The founder of the failed blood testing start-up Theranos was found guilty of four charges of fraud on Monday, in a case that came to symbolize the pitfalls of Silicon Valley's culture of hustle, hype and greed.
Ms.Holmes was the most prominent tech executive to be accused of fraud in a generation of high-flying, money-losing start-ups. A jury of eight men and four women took 50 hours to reach a verdict, convicting her of three counts of wire fraud and one count of conspiracy to commit wire fraud. She was found not guilty on four other counts.
Each count carries a maximum sentence of 20 years in prison, terms that are likely to be served concurrently. Ms.Holmes is expected to appeal.
The verdict is rare. Few technology executives are charged with fraud. Martha Stewart was sentenced to prison in 2004 for lying to investigators about a stock sale. Silicon Valley start-ups that stretch the truth to score funding and business deals are likely to be warned by Theranos.
The jury believed the evidence presented by the prosecutors that Ms.Holmes lied about her work at Theranos.
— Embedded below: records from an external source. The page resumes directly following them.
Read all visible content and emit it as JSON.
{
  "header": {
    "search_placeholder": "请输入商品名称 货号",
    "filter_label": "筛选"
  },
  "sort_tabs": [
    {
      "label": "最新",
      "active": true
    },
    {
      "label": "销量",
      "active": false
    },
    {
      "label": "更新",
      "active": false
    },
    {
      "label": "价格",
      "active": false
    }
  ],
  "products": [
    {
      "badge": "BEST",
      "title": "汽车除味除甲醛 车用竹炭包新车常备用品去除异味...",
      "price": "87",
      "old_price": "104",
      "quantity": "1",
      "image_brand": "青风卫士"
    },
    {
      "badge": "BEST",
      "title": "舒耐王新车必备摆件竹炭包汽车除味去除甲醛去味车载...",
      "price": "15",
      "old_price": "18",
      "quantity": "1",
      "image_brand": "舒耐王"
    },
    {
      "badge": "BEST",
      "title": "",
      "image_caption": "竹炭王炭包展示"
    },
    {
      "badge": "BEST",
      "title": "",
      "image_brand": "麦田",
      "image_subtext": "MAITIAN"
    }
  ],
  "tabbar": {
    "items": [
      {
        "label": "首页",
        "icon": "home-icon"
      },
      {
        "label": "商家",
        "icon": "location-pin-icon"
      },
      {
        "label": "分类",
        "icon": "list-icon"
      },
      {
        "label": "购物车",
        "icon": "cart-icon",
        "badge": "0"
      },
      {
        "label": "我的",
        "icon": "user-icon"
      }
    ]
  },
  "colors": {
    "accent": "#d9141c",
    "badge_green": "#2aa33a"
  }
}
They were not swayed by her defense of blaming others for Theranos's problems and accusing her co-conspirator, the company's chief operating officer, of abusing her.
The guilty verdict arrived in a frenzied period for the tech industry, with investors fighting to get into hot deals and often ignoring potential red flags about the companies they were putting money into. There are people who warn that there will be more Theranos-like disasters.